The Prime Minister certainly seems to have realised the truth of another argument that I have been stating over some years. A most important factor in any crucial policy question in Malta is space. That is why the body that was originally envisaged as a land-use regulator very quickly changed into the sole dominant planning authority over all aspects of the social and economic life of our islands.

If anyone doubts the overriding power of the body, the name of which is now Malta Environment and Planning Authority, let me just say this - the development of higher education in Malta at the time I was University Rector was entirely conditioned and, in fact, constricted by the Planning Authority (as it was then known). The council of the University would decide, for instance, that it should accept a munificent offer from abroad to build a special school on University grounds to serve basically as a kind of laboratory for the Faculty of Education or that courses in project management should be set up in the Faculty of Architecture for which purpose some buildings had to be adapted.

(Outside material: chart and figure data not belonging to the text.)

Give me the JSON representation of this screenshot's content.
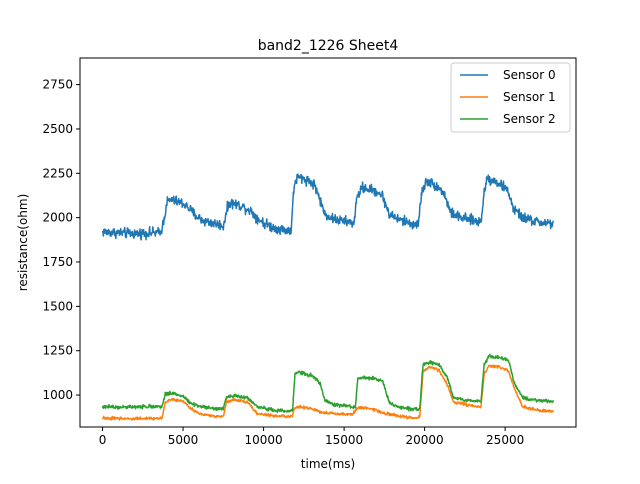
{
  "chart_data": {
    "type": "line",
    "title": "band2_1226 Sheet4",
    "xlabel": "time(ms)",
    "ylabel": "resistance(ohm)",
    "xlim": [
      -1400,
      29400
    ],
    "ylim": [
      820,
      2900
    ],
    "xticks": [
      0,
      5000,
      10000,
      15000,
      20000,
      25000
    ],
    "yticks": [
      1000,
      1250,
      1500,
      1750,
      2000,
      2250,
      2500,
      2750
    ],
    "grid": false,
    "legend": "top-right",
    "series": [
      {
        "name": "Sensor 0",
        "color": "#1f77b4",
        "noise": 14,
        "points": [
          [
            0,
            1920
          ],
          [
            1000,
            1915
          ],
          [
            2000,
            1910
          ],
          [
            3000,
            1915
          ],
          [
            3600,
            1915
          ],
          [
            3800,
            1980
          ],
          [
            4000,
            2090
          ],
          [
            4300,
            2100
          ],
          [
            5000,
            2080
          ],
          [
            5400,
            2050
          ],
          [
            5800,
            2010
          ],
          [
            6200,
            1985
          ],
          [
            6800,
            1970
          ],
          [
            7300,
            1960
          ],
          [
            7500,
            1950
          ],
          [
            7700,
            2040
          ],
          [
            7900,
            2085
          ],
          [
            8500,
            2070
          ],
          [
            9200,
            2040
          ],
          [
            9600,
            2000
          ],
          [
            10000,
            1970
          ],
          [
            10600,
            1945
          ],
          [
            11400,
            1930
          ],
          [
            11700,
            1930
          ],
          [
            11900,
            2180
          ],
          [
            12100,
            2230
          ],
          [
            12800,
            2210
          ],
          [
            13200,
            2180
          ],
          [
            13500,
            2100
          ],
          [
            13800,
            2020
          ],
          [
            14400,
            1990
          ],
          [
            15300,
            1975
          ],
          [
            15600,
            1970
          ],
          [
            15800,
            2110
          ],
          [
            16100,
            2170
          ],
          [
            17000,
            2150
          ],
          [
            17400,
            2120
          ],
          [
            17800,
            2020
          ],
          [
            18400,
            1990
          ],
          [
            19200,
            1965
          ],
          [
            19600,
            1960
          ],
          [
            19800,
            2130
          ],
          [
            20100,
            2210
          ],
          [
            20700,
            2180
          ],
          [
            21200,
            2140
          ],
          [
            21600,
            2030
          ],
          [
            22200,
            2000
          ],
          [
            23000,
            1985
          ],
          [
            23500,
            1975
          ],
          [
            23700,
            2150
          ],
          [
            23900,
            2225
          ],
          [
            24600,
            2195
          ],
          [
            25200,
            2150
          ],
          [
            25500,
            2050
          ],
          [
            26100,
            2000
          ],
          [
            27000,
            1975
          ],
          [
            28000,
            1965
          ]
        ]
      },
      {
        "name": "Sensor 1",
        "color": "#ff7f0e",
        "noise": 4,
        "points": [
          [
            0,
            870
          ],
          [
            1000,
            868
          ],
          [
            2000,
            868
          ],
          [
            3000,
            868
          ],
          [
            3700,
            870
          ],
          [
            3900,
            960
          ],
          [
            4300,
            975
          ],
          [
            5000,
            965
          ],
          [
            5400,
            930
          ],
          [
            6000,
            895
          ],
          [
            7000,
            880
          ],
          [
            7500,
            880
          ],
          [
            7700,
            960
          ],
          [
            8200,
            975
          ],
          [
            9000,
            960
          ],
          [
            9600,
            895
          ],
          [
            10500,
            885
          ],
          [
            11500,
            878
          ],
          [
            11800,
            880
          ],
          [
            11900,
            930
          ],
          [
            12200,
            935
          ],
          [
            13000,
            922
          ],
          [
            13500,
            905
          ],
          [
            14400,
            895
          ],
          [
            15500,
            890
          ],
          [
            15800,
            925
          ],
          [
            16300,
            930
          ],
          [
            17000,
            915
          ],
          [
            17600,
            895
          ],
          [
            18500,
            880
          ],
          [
            19500,
            870
          ],
          [
            19700,
            880
          ],
          [
            19900,
            1130
          ],
          [
            20300,
            1160
          ],
          [
            20900,
            1140
          ],
          [
            21400,
            1060
          ],
          [
            21800,
            960
          ],
          [
            22600,
            945
          ],
          [
            23500,
            935
          ],
          [
            23700,
            1120
          ],
          [
            24000,
            1165
          ],
          [
            24600,
            1160
          ],
          [
            25200,
            1140
          ],
          [
            25600,
            1030
          ],
          [
            26100,
            935
          ],
          [
            27000,
            915
          ],
          [
            28000,
            908
          ]
        ]
      },
      {
        "name": "Sensor 2",
        "color": "#2ca02c",
        "noise": 5,
        "points": [
          [
            0,
            935
          ],
          [
            1000,
            933
          ],
          [
            2000,
            933
          ],
          [
            3000,
            935
          ],
          [
            3700,
            935
          ],
          [
            3900,
            1005
          ],
          [
            4300,
            1012
          ],
          [
            5000,
            995
          ],
          [
            5400,
            960
          ],
          [
            6000,
            935
          ],
          [
            7000,
            925
          ],
          [
            7500,
            925
          ],
          [
            7700,
            990
          ],
          [
            8200,
            995
          ],
          [
            9000,
            985
          ],
          [
            9600,
            935
          ],
          [
            10500,
            915
          ],
          [
            11500,
            910
          ],
          [
            11800,
            910
          ],
          [
            11950,
            1120
          ],
          [
            12200,
            1128
          ],
          [
            13000,
            1110
          ],
          [
            13500,
            1070
          ],
          [
            13800,
            970
          ],
          [
            14400,
            945
          ],
          [
            15500,
            935
          ],
          [
            15700,
            935
          ],
          [
            15850,
            1095
          ],
          [
            16300,
            1100
          ],
          [
            17000,
            1090
          ],
          [
            17400,
            1080
          ],
          [
            17800,
            960
          ],
          [
            18400,
            930
          ],
          [
            19500,
            920
          ],
          [
            19700,
            925
          ],
          [
            19900,
            1175
          ],
          [
            20300,
            1185
          ],
          [
            20900,
            1170
          ],
          [
            21400,
            1100
          ],
          [
            21800,
            985
          ],
          [
            22600,
            970
          ],
          [
            23500,
            965
          ],
          [
            23700,
            1175
          ],
          [
            24000,
            1220
          ],
          [
            24600,
            1210
          ],
          [
            25200,
            1195
          ],
          [
            25600,
            1060
          ],
          [
            26100,
            985
          ],
          [
            27000,
            970
          ],
          [
            28000,
            965
          ]
        ]
      }
    ]
  }
}
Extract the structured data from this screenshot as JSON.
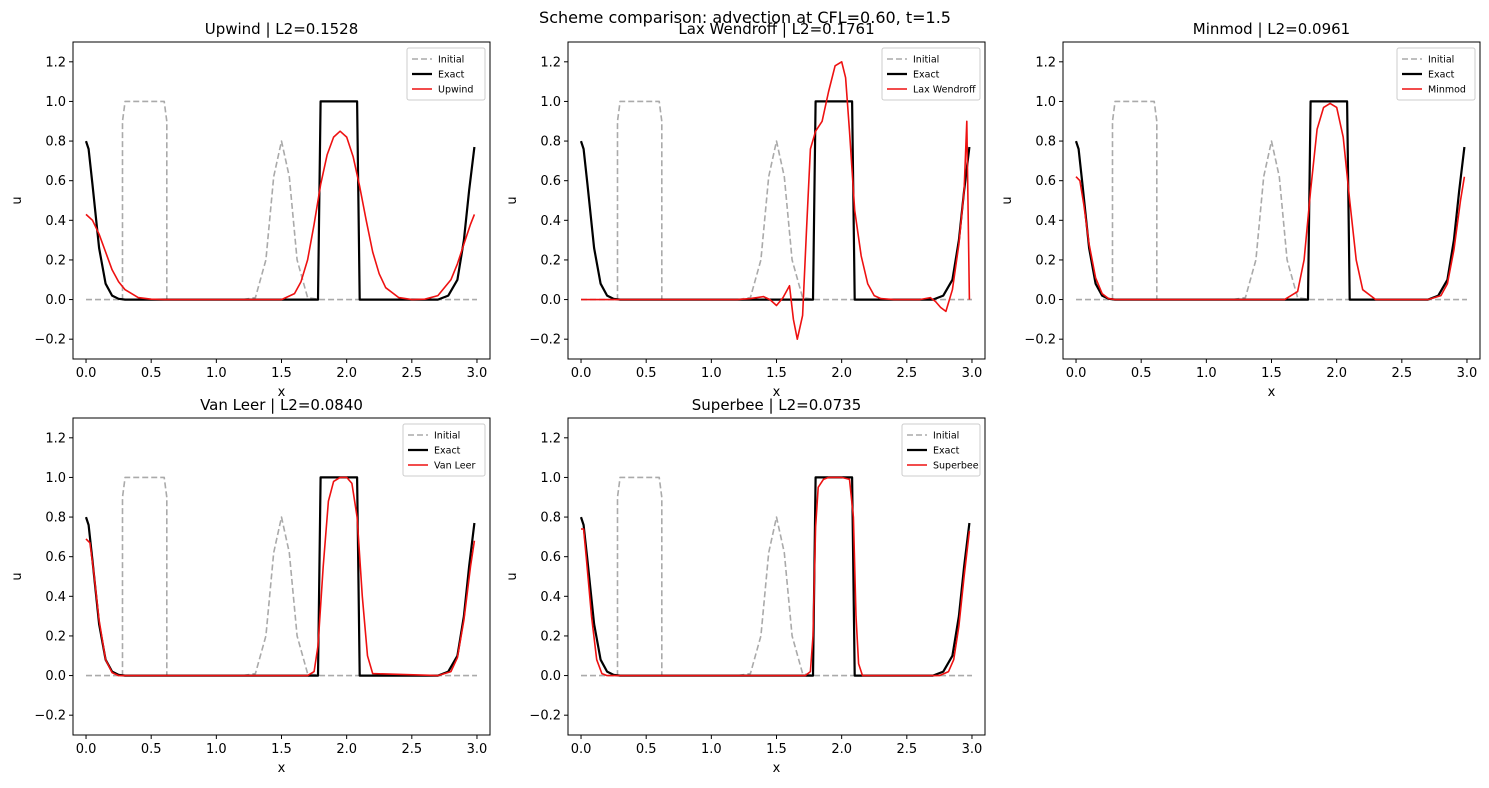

But it was impossible to carry out these projects because the Planning Authority would not authorise the University to erect the required buildings - on the ground that it did not consider that the objectives for which permission was required were the proper priorities. I was advised that the Planning Authority legally had the power to do what it was doing, namely dictate to the University what the priorities in higher education were.

Now I had been a prime promoter of the setting up of the Planning Authority in the hope that it would put to an end the notorious abuses that had taken place under the Labour government. The Planning Authority had been set up to be a bulwark against corruption. But in its legal setting up it was given such nearly absolute and all comprehensive powers that sooner or later it was bound to provide yet further proof of the truth of Lord Acton's famous dictum: "Power tends to corrupt and absolute power corrupts absolutely."

So you agree with Gonzi's personal assumption of the responsibility to reform Mepa if he is re- elected?

The proposition that I am wholeheartedly supporting is rather that Mepa should be responsible in any case to whoever is the Prime Minister. This is consistent with two other views that I have been defending lately and that have been disagreed with even by a few friends. The first is that the Prime Minister's role has, in fact, become here as elsewhere a Presidential function.

Secondly, that spatial decisions have become almost generally among the most important political decisions and that in Malta they are paramount. It is not just that we are a small island, although a sovereign state too, but that "outsmarting" our smallness is, as I have argued previously, the next big step that we have to take in the progression from independence to membership of the European Union to locating ourselves in an appropriate niche in cyberspace; it could be as champions of open access systems that correspond in the social context, consequent upon the electronic revolution, to what co-operatives were in agricultural societies and what workers' councils were in industrial societies.

Open access systems represent the participating dimension in the management of power systems; i.e. the hallmark of Christian Democracy and Catholic Social teaching. Our championing of open access in cyberspace is the logical continuation of our successful proposition of the "common heritage of mankind" principle at the UN in the Law of the Sea and in International Law and governance more generally. It could be even more important in its practical consequences for Malta as a small island state than even the holistic approach to marine space has so far proved to be. Spatial planning is already recognised to be of primary importance in the Blue Paper published by EU Commissioner Joe Borg that is due for major discussion on March 11, when presumably we will have a new Cabinet.

Coastal zone management is a major item in the Mediterranean Regional Plan for Sustainable Development. There can be no doubt that even internally consideration of space will be a key factor in determining Malta's success or failure in the future.

The Prime Minister's stance vis-à-vis Mepa should not be reduced to his determination to remove any smell of sleaze and ensure consistency. It even goes beyond redressing the environmental balance, in similar fashion to his redressing of the financial deficit. It is an integral part of his 'Vision 2015'.

In his Borg Olivier Memorial Lecture, on November 5, 2007, Gonzi said: "The biggest obstacle to Maltese development is the smallness of our country. How are we to reconcile the diverse uses of the space that we have - economic, social and cultural - so that as far as possible everybody can enjoy it without spoiling it?

However, these are not just challenges; they are also opportunities. Information technology can help us transcend in some ways our smallness. And, above all, the new importance of the sea .... shows that we can enlarge our space, so to say according to the criteria of the Lisbon Agenda, that is with environmental sensitivity while becoming more competitive". (My translation from the Maltese original).